12 thoughts on “A writing exercise…..I believe in—-

  1. Anonymous

    I believe in children with their wise-eyed wonder and body-shaking laughter and plans for all we’ll do “when I get big and you get little.”

    I believe in shared silences and their deep communion and healing power.

    I believe in woman talk and the connections it spins to link us together past differences in age and race and culture.

    I believe in teachers, and I think we are all teachers called to share our various bits of hard-earned wisdom with those who need what we have to offer.

    I believe in memory and its power to reverse for a heartbeat the victories time has claimed.

    I believe in touch—the lover’s caress, the friend’s embrace, the stranger’s handclasp.

    I believe in keeping on—when I can’t see the next step, when I am afraid of tomorrow, when dreams are fragments in the dust.

    I believe in love—human and divine, flawed and flawless, struggling and perfect.

    I believe in forever.

    I believe believing is a choice. I choose belief.

  2. Thank you! I love that: believing is a choice. I choose that, too.

  3. Reading that entry makes me want to go back and do the Girls in the Basement class all over again. You are aceness, Ms Barbara.

    I believe in laying in bed after you first wake up. I believe in smiling, even when you don’t feel like it. I believe in crying when you do. I believe our inner journeys are just as important as the outer ones, and sometimes i forget this.
    I believe trying something new is the only way not to grow old. I believe in slowing down. I believe one day I will live in a country house and wake up to the smell of lavender coming in through an open window. I believe in prayer.

  4. I will come visit you in the country house with lavender blowing in through the windows, and I’ll bake some blueberry muffins to eat with breakfast.

  5. I believe in light and regeneration, and the power of love and lust and orange juice and red wine. I believe in layers of the mind, in goodness, in perserverance and fate, and that each of us has something to learn here – and something to give. And I believe, quite strongly, in chocolate.

  6. Oooh, Therese. Chocolate. And regeneration. Yes. Thank you.

  7. I believe in friendship that last for years and across continents and can be picked up at the end of a phone call.

    I believe in deep red damask fabric with gold threads weaved through it.

    I believed in a round, lush Duchesse de Brabant pink rose just at that point of perfection when all you want to do is stare and stare then imagine yourself rolling in the petals

    I believe in the comfort of books read in the winter sun with a cup of Monk Pear tea

    I believe in in faith, even though I have to remind myself a lot.

    I believe that wisdom resides in me even through the clutter and confusion of life.

  8. Keziah, I love the sensuality of that red fabric. And I love imagining rolling in the petals of a rose. My favorite is blooming right now, a double delight, but I’m going to look up Duchesse right now.

    Thank you!

  9. andylynne

    I believe new beginnings are always possible.
    I believe in dreaming dreams even if they may not come true.
    I believe in star filled nights in the desert.
    I believe in God, and answered prayers.I believe God belives in us.
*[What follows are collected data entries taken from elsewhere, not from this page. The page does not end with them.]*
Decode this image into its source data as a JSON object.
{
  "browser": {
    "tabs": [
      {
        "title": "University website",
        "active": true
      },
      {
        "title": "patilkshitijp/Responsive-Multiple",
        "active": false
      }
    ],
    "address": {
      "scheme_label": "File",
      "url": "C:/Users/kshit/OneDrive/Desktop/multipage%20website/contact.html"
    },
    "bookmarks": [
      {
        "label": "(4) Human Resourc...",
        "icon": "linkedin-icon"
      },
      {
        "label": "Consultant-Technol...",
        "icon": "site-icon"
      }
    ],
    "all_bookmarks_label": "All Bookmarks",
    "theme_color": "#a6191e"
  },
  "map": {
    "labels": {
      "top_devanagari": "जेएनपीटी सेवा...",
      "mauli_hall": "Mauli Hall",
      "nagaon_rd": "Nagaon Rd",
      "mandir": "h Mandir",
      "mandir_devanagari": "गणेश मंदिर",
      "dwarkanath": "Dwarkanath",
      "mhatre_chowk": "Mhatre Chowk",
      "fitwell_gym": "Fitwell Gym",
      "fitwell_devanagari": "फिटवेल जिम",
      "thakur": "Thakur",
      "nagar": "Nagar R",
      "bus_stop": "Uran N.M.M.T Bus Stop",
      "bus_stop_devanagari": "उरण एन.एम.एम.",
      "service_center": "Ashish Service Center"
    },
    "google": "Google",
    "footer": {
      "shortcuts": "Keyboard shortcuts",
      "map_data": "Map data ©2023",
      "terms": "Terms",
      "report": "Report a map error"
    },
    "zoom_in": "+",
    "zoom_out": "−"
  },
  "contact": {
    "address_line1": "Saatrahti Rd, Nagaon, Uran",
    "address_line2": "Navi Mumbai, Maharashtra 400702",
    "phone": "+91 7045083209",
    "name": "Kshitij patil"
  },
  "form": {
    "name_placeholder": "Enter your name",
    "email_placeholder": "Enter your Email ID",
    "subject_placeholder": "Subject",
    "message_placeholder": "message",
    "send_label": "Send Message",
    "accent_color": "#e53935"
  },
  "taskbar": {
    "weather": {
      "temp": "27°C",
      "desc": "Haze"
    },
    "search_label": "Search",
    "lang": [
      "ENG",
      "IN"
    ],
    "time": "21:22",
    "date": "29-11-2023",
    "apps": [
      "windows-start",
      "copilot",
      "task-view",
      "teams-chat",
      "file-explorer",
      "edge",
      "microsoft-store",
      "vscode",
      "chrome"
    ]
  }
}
  10. Beautiful, Andylynn. Star-filled nights in the desert….me, too. Mmmmm..

  11. Gini

    I believe in the intense and delightful beauty that surrounds me everyday.
    The beauty in the glistening and vibrant orange of a freshly washed and chopped carrot sitting next to the brilliant dark green of a nobbly bobbly bushy tree of a head of broccoli and how the colours clash so startlingly with the metallic purple nail polish that I’m wearing as it sparkles in the last of the afternoon sunshine that shines through my kitchen window and how I’m reaching in the fridge for a juicy blood red pepper to add to the mix just because it will make the mellow brown chopping board explode a little bit more with colour.
    I believe that ordinary everyday things can be so exciting that I can create endlessly long sentences just because I can’t possibly stop for the joy of it all.
    I believe in looking at things upside down and inside out so I can see the beauty that’s right in front of me and then I can let it enrich me most deliciously.

  12. I love the long, long vivid sentence, Gini. Thank you.